3社目は株式会社サカイ引越センターです。同社は通常の引越料金に1,100円を追加することで、移動時に排出されるCO2(約0.056t)をカーボンクレジットで相殺(オフセット)する環境配慮型サービス「エシカル引越」を提供し、三重県尾鷲市の森林保全や地域活性化に役立てています。これまでに40,000件を超える利用があり、消費者の関心の高さが伺えるだけでなく、ネイチャーポジティブが正に企業競争力につながった事例と言えるのではないでしょうか。
企業だけではなく、国も地方創生につながる重要な国家戦略としてネイチャーポジティブを重視しています。地方創生に関しては2015年に「地方創生1.0」として「まち・ひと・しごと創生総合戦略」が策定されています。
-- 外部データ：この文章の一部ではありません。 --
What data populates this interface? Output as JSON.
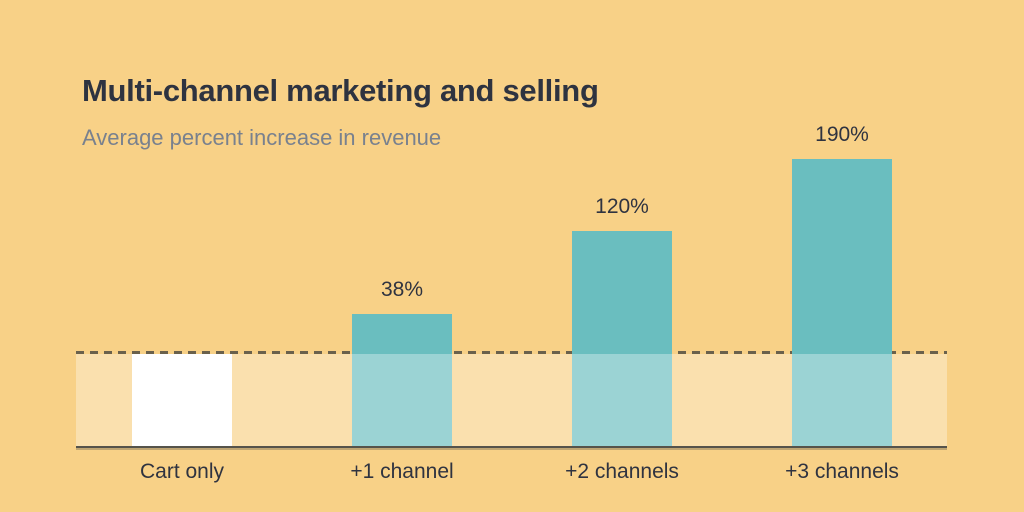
{
  "header": {
    "title": "Multi-channel marketing and selling",
    "subtitle": "Average percent increase in revenue"
  },
  "chart_data": {
    "type": "bar",
    "title": "Multi-channel marketing and selling",
    "subtitle": "Average percent increase in revenue",
    "categories": [
      "Cart only",
      "+1 channel",
      "+2 channels",
      "+3 channels"
    ],
    "values": [
      0,
      38,
      120,
      190
    ],
    "value_labels": [
      "",
      "38%",
      "120%",
      "190%"
    ],
    "unit": "percent increase in revenue",
    "ylim": [
      0,
      200
    ],
    "grid": false,
    "legend": false,
    "baseline_marker": "dashed line with shaded band marking the cart-only baseline",
    "bar_colors": [
      "#FFFFFF",
      "#6ABEBF",
      "#6ABEBF",
      "#6ABEBF"
    ]
  },
  "colors": {
    "background": "#F8D187",
    "bar_teal": "#6ABEBF",
    "bar_white": "#FFFFFF",
    "baseline_band": "#FFFFFF",
    "dashed_line": "#6A614C",
    "axis_line": "#55534B",
    "title_text": "#2E3340",
    "subtitle_text": "#79818E",
    "label_text": "#2F3340"
  }
}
10年が経過し見直した結果、2025年に打ち出された「地方創生2.0」の基本構想に新たに記載されました。
内閣府は「地方創生×ネイチャーポジティブの推進に向けたモデル支援事業」を公募し、尾鷲市も選出された自治体の一つです。地域における脱炭素社会の実現、循環経済の実現、生物多様性の保全などを通じた地方創生について、専門的な視点とあわせて総合的な視点で検討できる人材「グリーン専門人材」の育成支援制度を整えるなど、実現に向けたインフラ整備に取り組んでいます。
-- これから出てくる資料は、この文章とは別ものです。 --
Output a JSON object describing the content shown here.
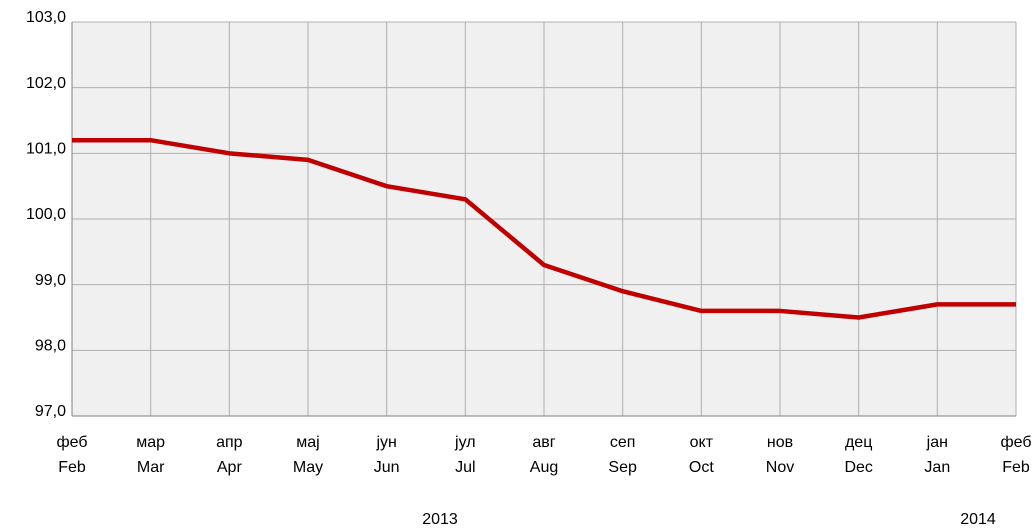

登壇されていた内閣府地方創生推進室の鵜飼氏は、今後の課題として「地域企業もネイチャーポジティブに合意し、連携していくこと」と話します。ネイチャーポジティブに地域企業が関わることは地域の経済的発展、そして地方創生にもつながると言えるでしょう。
イベント後の懇親会では、ジビエや甘夏など尾鷲の特産品を使った食事が提供され、ネイチャーポジティブを五感で感じるイベントでした。
<編集後記>
これまでと異なり、経済活動と環境保全の関係性が密接になり時代の変化を感じます。情報として事例を知るだけでなく、「尾鷲ネイチャーポジティブアクション会議inみなとみらい」は「想いを持って動いている人たち」と出会い、交流することで、そうした取り組みへの解像度を上げることができた気がします。